New Zealand school students have been issued a challenge: collect as many used oral care items for recycling and be crowned Aoteraroa’s most sustainable school.
An estimated nine million plastic toothbrushes head to landfills every year across New Zealand. In a bid to reduce this, Colgate and TerraCycle are asking schools and their communities to recycle them instead and go in the draw to win the Colgate Community Garden Challenge.
Despite a difficult year for recyclers, Kiwis have diverted more than half a million oral care items – that’s toothbrushes, toothpaste tubes and floss containers – from landfill to date. And to celebrate this milestone, Colgate are donating two community garden sets made with recycled òral care products as major prizes in the competition.
From today, all pre, primary, intermediate, special and secondary schools in New Zealand are invited to register, collect and ship all their oral care waste to TerraCycle who will then turn it into new products.
One of the recycled community garden sets will be awarded to the school who accrues the most points from collections and online votes, and one will be allocated at random to any school who sends in at least one eligible shipment during the competition period. This ensures that every school, large or small, has a chance to win.
The two major prizes include a garden bed, bench and planter box and recycled picnic table made with oral care waste to show that items deemed trash can become treasure. Additionally, in four monthly prize draws, schools will have the chance to win a prize pack of 60 Bio Cube plants and bio-degradable pots to encourage gardening and growing native flora and fauna.
Besides showing how recycled materials can be used as a sustainable alternative to virgin plastic, Colgate and TerraCycle hope the prizes will encourage collective action from the community.

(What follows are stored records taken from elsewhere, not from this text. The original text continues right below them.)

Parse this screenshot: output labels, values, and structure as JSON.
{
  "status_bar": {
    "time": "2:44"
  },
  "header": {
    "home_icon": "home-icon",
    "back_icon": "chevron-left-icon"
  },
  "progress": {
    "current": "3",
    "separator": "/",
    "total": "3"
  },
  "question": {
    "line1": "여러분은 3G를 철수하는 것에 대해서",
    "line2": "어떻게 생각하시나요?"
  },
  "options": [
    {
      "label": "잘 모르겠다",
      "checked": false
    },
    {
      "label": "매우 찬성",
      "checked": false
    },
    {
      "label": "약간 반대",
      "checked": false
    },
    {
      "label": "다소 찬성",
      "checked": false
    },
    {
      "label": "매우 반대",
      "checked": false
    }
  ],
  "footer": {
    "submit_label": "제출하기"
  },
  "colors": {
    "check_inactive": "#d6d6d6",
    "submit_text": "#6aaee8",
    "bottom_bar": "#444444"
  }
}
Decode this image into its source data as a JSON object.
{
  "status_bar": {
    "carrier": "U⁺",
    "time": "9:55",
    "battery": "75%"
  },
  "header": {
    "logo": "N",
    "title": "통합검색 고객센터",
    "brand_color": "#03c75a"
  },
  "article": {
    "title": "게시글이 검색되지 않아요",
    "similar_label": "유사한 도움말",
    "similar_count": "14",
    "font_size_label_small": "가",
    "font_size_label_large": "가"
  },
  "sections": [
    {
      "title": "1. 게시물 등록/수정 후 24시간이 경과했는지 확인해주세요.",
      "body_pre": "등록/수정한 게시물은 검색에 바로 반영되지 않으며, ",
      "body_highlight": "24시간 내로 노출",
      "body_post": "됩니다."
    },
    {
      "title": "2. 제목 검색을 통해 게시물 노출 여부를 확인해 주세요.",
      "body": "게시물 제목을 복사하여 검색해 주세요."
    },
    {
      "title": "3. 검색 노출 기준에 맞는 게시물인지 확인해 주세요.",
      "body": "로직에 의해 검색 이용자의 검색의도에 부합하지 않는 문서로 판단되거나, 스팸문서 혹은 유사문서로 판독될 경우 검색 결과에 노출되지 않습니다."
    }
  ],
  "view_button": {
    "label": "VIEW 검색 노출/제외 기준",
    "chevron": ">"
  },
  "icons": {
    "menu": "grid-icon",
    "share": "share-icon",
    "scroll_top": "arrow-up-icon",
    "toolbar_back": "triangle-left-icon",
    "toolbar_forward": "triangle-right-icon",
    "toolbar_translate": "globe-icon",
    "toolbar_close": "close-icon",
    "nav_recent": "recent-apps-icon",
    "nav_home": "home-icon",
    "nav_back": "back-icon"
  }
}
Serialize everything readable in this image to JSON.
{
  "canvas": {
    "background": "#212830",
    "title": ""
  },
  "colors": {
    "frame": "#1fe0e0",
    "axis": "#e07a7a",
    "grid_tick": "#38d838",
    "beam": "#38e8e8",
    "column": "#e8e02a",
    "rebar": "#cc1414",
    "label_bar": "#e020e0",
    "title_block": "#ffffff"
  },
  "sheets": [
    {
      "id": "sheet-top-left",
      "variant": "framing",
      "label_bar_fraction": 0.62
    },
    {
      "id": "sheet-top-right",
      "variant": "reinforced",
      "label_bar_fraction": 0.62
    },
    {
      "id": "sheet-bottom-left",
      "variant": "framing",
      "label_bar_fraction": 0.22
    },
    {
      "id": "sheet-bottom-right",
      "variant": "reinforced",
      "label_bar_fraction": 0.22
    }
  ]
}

Colgate Vice President and General Manager of South Pacific, Julie Dillon said the half a million recycled items milestone reflected the success of the programme.
“Colgate is excited to once again partner with TerraCycle to offer this exceptionally popular programme to students,” Ms Dillon said. “The number of participants reflects just how important recycling and sustainability are to local communities, and we’re pleased to provide a solution.”
Jean Bailliard, General Manager of TerraCycle Australia and New Zealand, said the company was keen to show the next generation that items you would normally throw in the rubbish can be given a new life and turned into new, useful products.
“The challenge allows schools to be recognised for their hard work and for that, we are grateful to Colgate for donating the awesome recycled prizes”,” he said.
Last years’ competition had students from more than 300 schools divert 27,000 items from landfill. TerraCycle and Colgate expect that this year will be even bigger.
To join the competition, schools are encouraged to visit the TerraCycle website, log in or create an account and then join the Colgate Community Garden Challenge.